Let us consider the problem of having two circles whereas one is inscribed within the other, and a third circle is constructed such that it is tangent to both the original circles.
We are given :
A point on one of the circles
Let us start with two circles below shown in green.
We add the red circle inside the large green circle keeping it outside of the smaller green circle. The red circle has been constructed using the point on the outer circle.
When adding the purple circle tangent to the larger green circle we observe that there is no tangency to the smaller circle. The purple circle is constructed to circumscribe the smaller green circle.
If we look at the loci of the centers of the purple tangent circle, what shape would be graphed? To see click HERE!
Each set of loci makes a separate ellipse.
Loci of the base of the isosceles triangle
Review the construction of the red tangent circle, the one that was externally tangent to the small green circle (above).
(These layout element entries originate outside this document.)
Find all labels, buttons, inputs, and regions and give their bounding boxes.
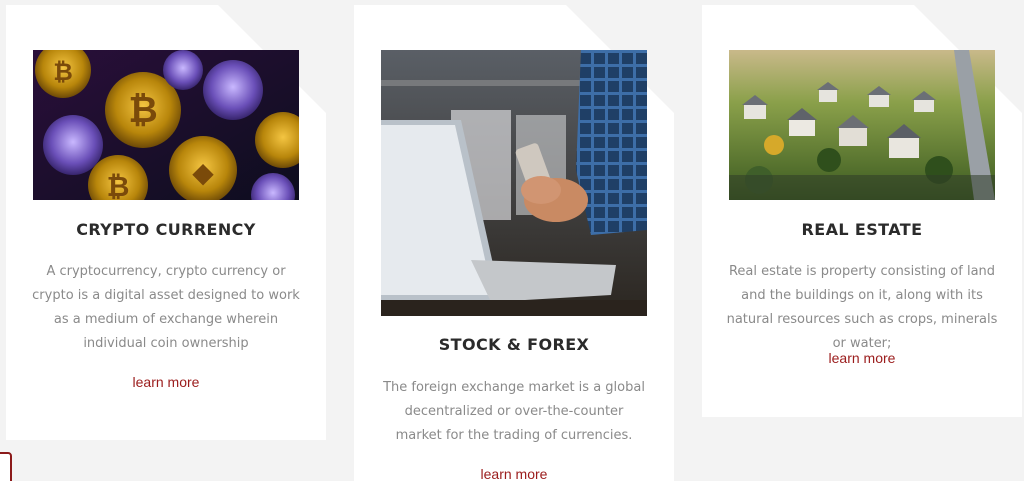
svg-text:◆: ◆	[192, 156, 214, 189]
service-card-crypto: ₿ ₿ ₿ ◆ CRYPTO CURRENCY A cryptocurrency…	[6, 5, 326, 440]
services-section: ₿ ₿ ₿ ◆ CRYPTO CURRENCY A cryptocurrency…	[0, 0, 1024, 481]
chat-widget-button[interactable]	[0, 452, 12, 481]
card-description: A cryptocurrency, crypto currency or cry…	[32, 264, 300, 351]
card-title: STOCK & FOREX	[438, 335, 590, 354]
card-description: The foreign exchange market is a global …	[383, 380, 645, 443]
card-title: CRYPTO CURRENCY	[76, 220, 256, 239]
service-card-stock-forex: STOCK & FOREX The foreign exchange marke…	[354, 5, 674, 481]
laptop-trader-image	[381, 50, 647, 316]
service-card-real-estate: REAL ESTATE Real estate is property cons…	[702, 5, 1022, 417]
learn-more-link[interactable]: learn more	[354, 466, 674, 481]
card-title: REAL ESTATE	[801, 220, 923, 239]
svg-text:₿: ₿	[107, 170, 130, 200]
learn-more-link[interactable]: learn more	[6, 374, 326, 390]
svg-text:₿: ₿	[128, 90, 157, 131]
crypto-coins-image: ₿ ₿ ₿ ◆	[33, 50, 299, 200]
learn-more-link[interactable]: learn more	[702, 350, 1022, 366]
svg-text:₿: ₿	[53, 58, 73, 86]
houses-aerial-image	[729, 50, 995, 200]
card-description: Real estate is property consisting of la…	[726, 264, 998, 351]
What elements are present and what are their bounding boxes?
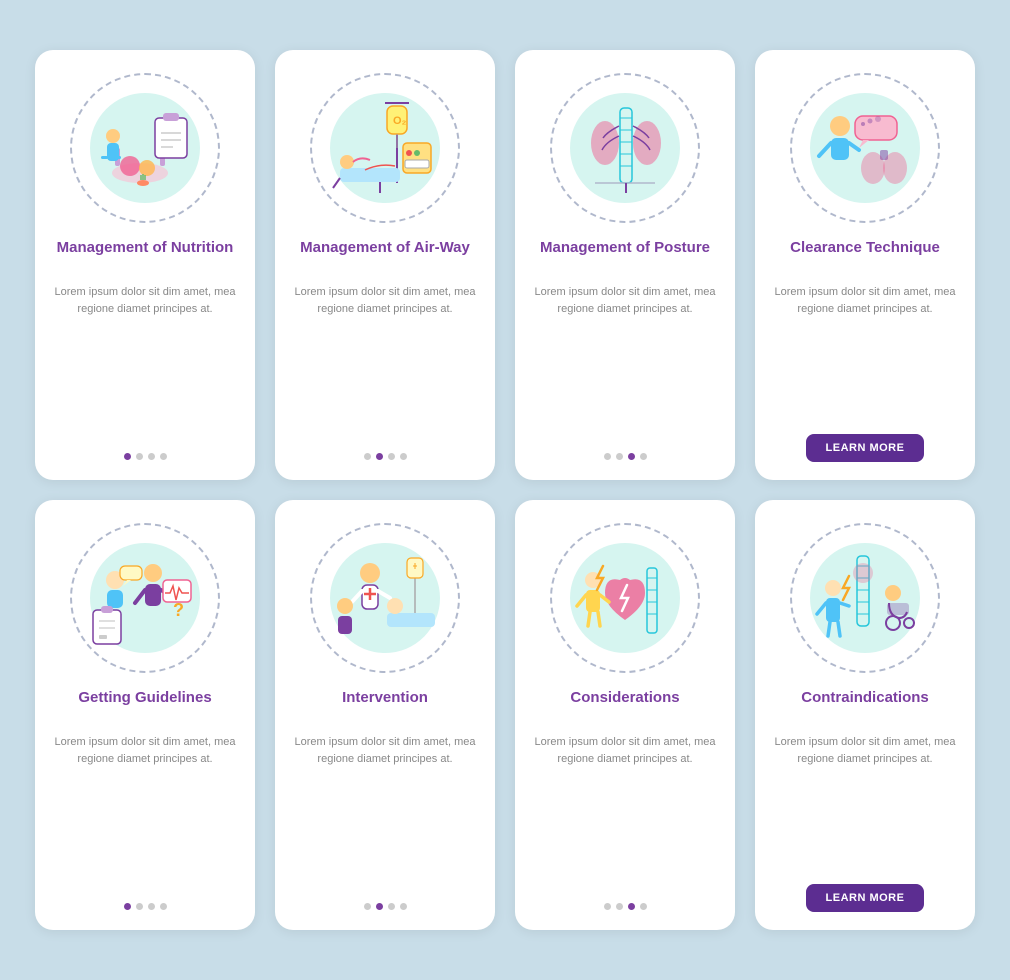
dot-2 <box>148 453 155 460</box>
svg-wrap-nutrition <box>85 88 205 208</box>
card-desc-posture: Lorem ipsum dolor sit dim amet, mea regi… <box>531 284 719 443</box>
pagination-dots-considerations <box>604 903 647 910</box>
card-intervention: Intervention Lorem ipsum dolor sit dim a… <box>275 500 495 930</box>
pagination-dots-airway <box>364 453 407 460</box>
card-title-intervention: Intervention <box>342 688 428 726</box>
illustration-posture <box>545 68 705 228</box>
illustration-nutrition <box>65 68 225 228</box>
svg-wrap-guidelines: ? <box>85 538 205 658</box>
card-title-airway: Management of Air-Way <box>300 238 470 276</box>
svg-wrap-contraindications <box>805 538 925 658</box>
card-posture: Management of Posture Lorem ipsum dolor … <box>515 50 735 480</box>
card-desc-contraindications: Lorem ipsum dolor sit dim amet, mea regi… <box>771 734 959 868</box>
svg-wrap-clearance <box>805 88 925 208</box>
svg-wrap-airway: O₂ <box>325 88 445 208</box>
svg-text:?: ? <box>173 600 184 620</box>
card-guidelines: ? Getting Guidelines Lorem ipsum dolor s… <box>35 500 255 930</box>
dot-1 <box>136 903 143 910</box>
card-title-contraindications: Contraindications <box>801 688 929 726</box>
card-desc-nutrition: Lorem ipsum dolor sit dim amet, mea regi… <box>51 284 239 443</box>
illustration-guidelines: ? <box>65 518 225 678</box>
card-desc-guidelines: Lorem ipsum dolor sit dim amet, mea regi… <box>51 734 239 893</box>
svg-wrap-considerations <box>565 538 685 658</box>
svg-text:O₂: O₂ <box>393 115 407 127</box>
illustration-airway: O₂ <box>305 68 465 228</box>
card-grid: Management of Nutrition Lorem ipsum dolo… <box>5 20 1005 960</box>
card-title-considerations: Considerations <box>570 688 679 726</box>
dot-3 <box>640 903 647 910</box>
card-title-posture: Management of Posture <box>540 238 710 276</box>
dot-2 <box>388 903 395 910</box>
pagination-dots-intervention <box>364 903 407 910</box>
pagination-dots-nutrition <box>124 453 167 460</box>
card-desc-considerations: Lorem ipsum dolor sit dim amet, mea regi… <box>531 734 719 893</box>
dot-0 <box>604 903 611 910</box>
dot-1 <box>376 453 383 460</box>
card-desc-intervention: Lorem ipsum dolor sit dim amet, mea regi… <box>291 734 479 893</box>
pagination-dots-guidelines <box>124 903 167 910</box>
illustration-considerations <box>545 518 705 678</box>
dot-2 <box>628 453 635 460</box>
dot-1 <box>376 903 383 910</box>
dot-3 <box>400 903 407 910</box>
dot-1 <box>616 903 623 910</box>
dot-0 <box>364 453 371 460</box>
card-title-guidelines: Getting Guidelines <box>78 688 211 726</box>
dot-0 <box>604 453 611 460</box>
dot-1 <box>616 453 623 460</box>
illustration-intervention <box>305 518 465 678</box>
card-considerations: Considerations Lorem ipsum dolor sit dim… <box>515 500 735 930</box>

Segment AB is the base of an isosceles triangle. It is apparent that all points on the dotted red line are equidistant from both point A and B since the line is the perpendicular bisector of AB.
Can you guess what shape would be made with the trace of the loci of the midpoint of the base of the isosceles triangle? Instead of making an ellipse, the loci of the midpoints is a ________?
(Try this and see)
To look at the locus of the midpoint of the segment, click HERE!
Notice that the locus of the midpoints of the purple circle is also the same.
The consistency of the arrangement of the points is quite interesting.
Conclusion: In summary, the loci of the centers of the tangent circles form ellipses. The loci of the midpoints of the base of the isosceles triangle (while under construction) form circles.